Film The Day After / Geu-hu Add to your ''My films'' list
2017, 92 min
|1C2||Friday||30/6 10:00||Čas Cinema|
|339||Sunday||2/7 22:00||Congress Hall|
|8C5||Friday||7/7 18:30||Čas Cinema|
Areum is looking forward to her first day of work at a small publishing house, unaware that she’s replacing the boss’s lover who recently left him. She is therefore caught off-guard when the boss’s wife causes a scene in the belief that Areum was to be the recipient of a love letter the wife found in her husband’s correspondence. A low-key black-and-white drama of love, separation, and jealousy.
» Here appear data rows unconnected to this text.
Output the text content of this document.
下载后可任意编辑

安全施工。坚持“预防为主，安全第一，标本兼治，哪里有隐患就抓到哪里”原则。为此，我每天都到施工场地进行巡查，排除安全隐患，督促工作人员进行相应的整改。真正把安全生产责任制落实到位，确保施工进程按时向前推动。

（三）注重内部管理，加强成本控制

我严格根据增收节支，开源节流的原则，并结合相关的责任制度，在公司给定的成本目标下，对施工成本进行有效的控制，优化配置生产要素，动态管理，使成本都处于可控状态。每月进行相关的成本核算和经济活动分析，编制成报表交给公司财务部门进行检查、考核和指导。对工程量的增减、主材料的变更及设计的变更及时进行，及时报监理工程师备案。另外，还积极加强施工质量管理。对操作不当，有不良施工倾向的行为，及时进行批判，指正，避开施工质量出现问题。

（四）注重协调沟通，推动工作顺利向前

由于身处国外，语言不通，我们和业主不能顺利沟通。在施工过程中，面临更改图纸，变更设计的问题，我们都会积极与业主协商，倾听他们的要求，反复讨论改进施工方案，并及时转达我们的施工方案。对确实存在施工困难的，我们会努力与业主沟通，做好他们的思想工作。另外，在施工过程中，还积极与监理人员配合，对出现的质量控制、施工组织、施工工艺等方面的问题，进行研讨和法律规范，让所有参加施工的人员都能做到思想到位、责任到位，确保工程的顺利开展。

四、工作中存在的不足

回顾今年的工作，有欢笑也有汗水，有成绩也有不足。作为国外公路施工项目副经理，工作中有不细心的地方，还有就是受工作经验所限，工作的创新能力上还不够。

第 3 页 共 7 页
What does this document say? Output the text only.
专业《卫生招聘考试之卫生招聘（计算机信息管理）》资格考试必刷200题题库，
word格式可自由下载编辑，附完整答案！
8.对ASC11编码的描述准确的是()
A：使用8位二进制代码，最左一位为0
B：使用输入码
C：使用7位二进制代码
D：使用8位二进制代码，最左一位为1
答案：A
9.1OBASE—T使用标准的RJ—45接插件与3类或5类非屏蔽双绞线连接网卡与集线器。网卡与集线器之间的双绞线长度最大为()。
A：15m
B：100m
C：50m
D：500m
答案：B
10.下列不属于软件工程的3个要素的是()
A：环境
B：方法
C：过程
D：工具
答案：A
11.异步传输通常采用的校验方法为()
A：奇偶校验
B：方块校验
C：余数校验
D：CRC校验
Areum looks forward to her first day of work at a small publishing house. Until recently, her boss Bongwan was in a relationship with the girl Areum is replacing. Like every other day, Bongwan leaves home early, and on the way to work he thinks constantly of the love he has lost. But today his wife finds a love letter he wrote and she heads to the publishing house. There she mistakes Areum for the woman who was having an affair with her husband. Hong Sang-soo had two films this year at Cannes: while the Special Screening of Claire’s Camera (La caméra de Claire) with Isabelle Huppert is in color, the competition film The Day After is black-and-white. This low-key drama of love, separation, jealousy, and disappointment recalls another of the director’s key traits: locating the film at a book publisher’s and in a restaurant where the characters engage in long conversations, a plot involving mix-ups and misunderstandings, and, especially, the blending of irony and melancholy – all are reminiscent of Éric Rohmer.
About the director
Hong Sang-soo (b. 1960, Seoul) studied film in South Korea (Chung-Ang University) and the United States (California College of Arts and Crafts and the Art Institute of Chicago). Since the mid-1990s his writer-director films of minimalist style and specific narrative structure have had festival screenings in competition or as part of the official program – these include Rotterdam (The Day a Pig Fell into a Well, 1996), Cannes (The Power of Kangwon Province, 1998; Virgin Stripped Bare by Her Bachelors, 2000; Woman Is the Future of Man, 2004; A Tale of Cinema, 2005; Hahaha, 2010; The Day He Arrives, 2011; In Another Country, 2012; The Day After, 2017), Berlin (Night and Day, 2008; Nobody’s Daughter Haewon, 2013; On the Beach at Night Alone, 2017), Venice (Oki’s Movie, 2010), and San Sebastián (Yourself and Yours, 2016). Karlovy Vary audiences have seen many of his films, and the director was a member of the main jury in 2004.